Full Tilt laid off some 200 people on the Pocket Kings staff in Dublin last week — leaving pretty much just the head honchos, who apparently believe that ole Chris Ferguson bit about \”a chip and a chair\” too much and somehow still think they can salvage the company something.
Sucks for the Dubliners, but for the rest of us, that means 200 or more employees with insight into FTP operations over in Ireland, no real reason to necessarily protect certain information anymore, and access to 2+2.
Sure enough, at least two former employees from two different departments are posting away and answering questions. Check it out … worth the skim.
Nothing earth-shattering (yet … gotta figure anyone with the uber-goody dirt probably would go to the DOJ requesting immunity before turning informant) but the virtual deposition one former employee goes through provides plenty of color to paint a decent picture of what life was like in the middle of a corporate collapse … not to mention how the nouvea-poker-riche behave without the cash (and TV shows) that previously formed the foundation of their power.
For example, I learned:
- Ray Bitar drives a Range Rover.
- For the past couple months much of the staff literally clocked in to work with nothing to do; literal thumb-twiddling ensued.
- The staff cafeteria — long the envy of Irish workplaces — began cutting back the high-end goodies, though Bitar did supposedly ship in lobster recently, which was carted past the cafeteria, which that day was serving employees spaghetti and gruel.
- Much of the buzz is still just rumour and heresay, but still …
- The big-money parties back in the day were indeed legendary … some might even say \”Epic\”.
- Full Tilt once supposedly flew in Cubans (from Cuba) to roll cigars.
- The fight against bots and cheating rings was more active than most knew.
- Full Tilt took game security very seriously (except for that part about protecting player funds, lol), despite claims to the contrary.

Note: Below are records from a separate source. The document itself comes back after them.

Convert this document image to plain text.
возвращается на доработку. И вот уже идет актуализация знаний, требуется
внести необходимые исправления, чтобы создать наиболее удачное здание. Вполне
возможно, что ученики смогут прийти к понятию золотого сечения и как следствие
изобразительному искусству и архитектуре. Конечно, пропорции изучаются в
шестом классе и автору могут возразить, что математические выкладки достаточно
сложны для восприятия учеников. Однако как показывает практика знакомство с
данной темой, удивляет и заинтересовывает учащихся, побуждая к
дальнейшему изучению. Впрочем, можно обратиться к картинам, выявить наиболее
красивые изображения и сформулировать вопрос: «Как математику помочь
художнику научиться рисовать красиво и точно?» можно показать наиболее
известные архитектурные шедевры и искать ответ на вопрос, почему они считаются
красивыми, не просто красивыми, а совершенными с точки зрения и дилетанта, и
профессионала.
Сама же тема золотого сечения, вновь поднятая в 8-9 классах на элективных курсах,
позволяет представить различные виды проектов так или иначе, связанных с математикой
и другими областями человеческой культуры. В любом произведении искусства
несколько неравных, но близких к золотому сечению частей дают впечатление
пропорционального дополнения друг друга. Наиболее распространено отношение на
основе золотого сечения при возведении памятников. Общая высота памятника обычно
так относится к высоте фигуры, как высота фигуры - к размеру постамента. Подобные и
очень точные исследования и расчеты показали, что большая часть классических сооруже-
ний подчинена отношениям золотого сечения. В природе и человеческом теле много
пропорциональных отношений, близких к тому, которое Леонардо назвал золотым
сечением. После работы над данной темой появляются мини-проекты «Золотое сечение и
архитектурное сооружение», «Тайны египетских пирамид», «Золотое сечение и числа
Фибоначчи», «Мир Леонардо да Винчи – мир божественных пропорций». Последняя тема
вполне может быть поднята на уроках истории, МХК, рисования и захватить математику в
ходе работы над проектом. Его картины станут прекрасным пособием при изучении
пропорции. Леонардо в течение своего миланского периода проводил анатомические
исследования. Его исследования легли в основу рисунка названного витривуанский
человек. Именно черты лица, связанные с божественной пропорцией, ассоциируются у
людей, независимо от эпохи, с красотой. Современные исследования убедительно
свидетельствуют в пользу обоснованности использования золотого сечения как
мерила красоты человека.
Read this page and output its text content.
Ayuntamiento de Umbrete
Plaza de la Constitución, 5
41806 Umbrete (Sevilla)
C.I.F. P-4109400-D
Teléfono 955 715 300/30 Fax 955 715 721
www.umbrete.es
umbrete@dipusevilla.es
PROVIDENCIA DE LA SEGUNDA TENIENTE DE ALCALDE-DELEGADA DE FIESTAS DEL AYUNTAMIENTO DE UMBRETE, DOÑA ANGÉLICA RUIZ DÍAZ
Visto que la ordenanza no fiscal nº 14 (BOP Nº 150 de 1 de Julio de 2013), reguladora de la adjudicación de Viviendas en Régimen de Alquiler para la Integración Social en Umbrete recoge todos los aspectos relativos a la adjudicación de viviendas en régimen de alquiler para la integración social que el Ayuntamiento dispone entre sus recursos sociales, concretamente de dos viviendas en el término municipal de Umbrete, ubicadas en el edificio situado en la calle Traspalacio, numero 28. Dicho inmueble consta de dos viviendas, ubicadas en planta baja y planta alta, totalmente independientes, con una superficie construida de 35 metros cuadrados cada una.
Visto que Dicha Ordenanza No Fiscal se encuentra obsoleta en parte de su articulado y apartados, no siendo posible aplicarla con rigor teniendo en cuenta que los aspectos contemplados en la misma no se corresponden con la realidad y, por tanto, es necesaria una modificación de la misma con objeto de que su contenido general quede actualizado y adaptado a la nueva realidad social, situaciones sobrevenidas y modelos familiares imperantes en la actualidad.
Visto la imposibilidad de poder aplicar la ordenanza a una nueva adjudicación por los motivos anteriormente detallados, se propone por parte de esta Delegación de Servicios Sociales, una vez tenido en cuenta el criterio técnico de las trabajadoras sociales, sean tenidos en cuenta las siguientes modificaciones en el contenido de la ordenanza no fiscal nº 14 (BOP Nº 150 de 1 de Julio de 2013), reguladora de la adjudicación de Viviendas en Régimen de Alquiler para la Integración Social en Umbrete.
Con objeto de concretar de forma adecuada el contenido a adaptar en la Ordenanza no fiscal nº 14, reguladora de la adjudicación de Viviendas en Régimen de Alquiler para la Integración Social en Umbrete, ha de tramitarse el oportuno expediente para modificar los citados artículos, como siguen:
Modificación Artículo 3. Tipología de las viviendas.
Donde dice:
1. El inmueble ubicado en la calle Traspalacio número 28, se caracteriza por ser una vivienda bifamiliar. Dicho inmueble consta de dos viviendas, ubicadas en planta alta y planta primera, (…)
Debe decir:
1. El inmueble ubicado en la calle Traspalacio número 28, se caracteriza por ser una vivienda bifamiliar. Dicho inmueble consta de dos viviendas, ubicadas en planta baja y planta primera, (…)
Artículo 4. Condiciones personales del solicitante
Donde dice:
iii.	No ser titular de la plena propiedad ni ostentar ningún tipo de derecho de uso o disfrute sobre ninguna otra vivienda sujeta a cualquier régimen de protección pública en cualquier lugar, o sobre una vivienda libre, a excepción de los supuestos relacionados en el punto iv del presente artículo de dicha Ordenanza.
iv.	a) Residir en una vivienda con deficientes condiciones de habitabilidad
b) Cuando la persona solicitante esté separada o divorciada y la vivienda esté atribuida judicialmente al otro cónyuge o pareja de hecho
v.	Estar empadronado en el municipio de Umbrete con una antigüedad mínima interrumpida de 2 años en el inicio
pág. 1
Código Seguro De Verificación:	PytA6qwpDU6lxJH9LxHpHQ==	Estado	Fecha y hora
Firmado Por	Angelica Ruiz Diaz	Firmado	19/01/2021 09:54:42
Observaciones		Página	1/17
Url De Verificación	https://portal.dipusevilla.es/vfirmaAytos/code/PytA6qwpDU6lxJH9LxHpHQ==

- Full Tilt overlords supposedly kept a very close eye on what the blogs and forums were saying.
- Full Tilt did supposedly turn down offers to buy the company, apparently believing it was worth more money and/or because principals such as Bitar and Lederer wanted stock in the new company.
Much more, obv … but its a good start for some 200+ potential witnesses. If you have reason to care about how things looked at Ground Zero for the once venerable online poker site, it makes for one of those 2+2 trips that\’s worth wading through all the 2+2.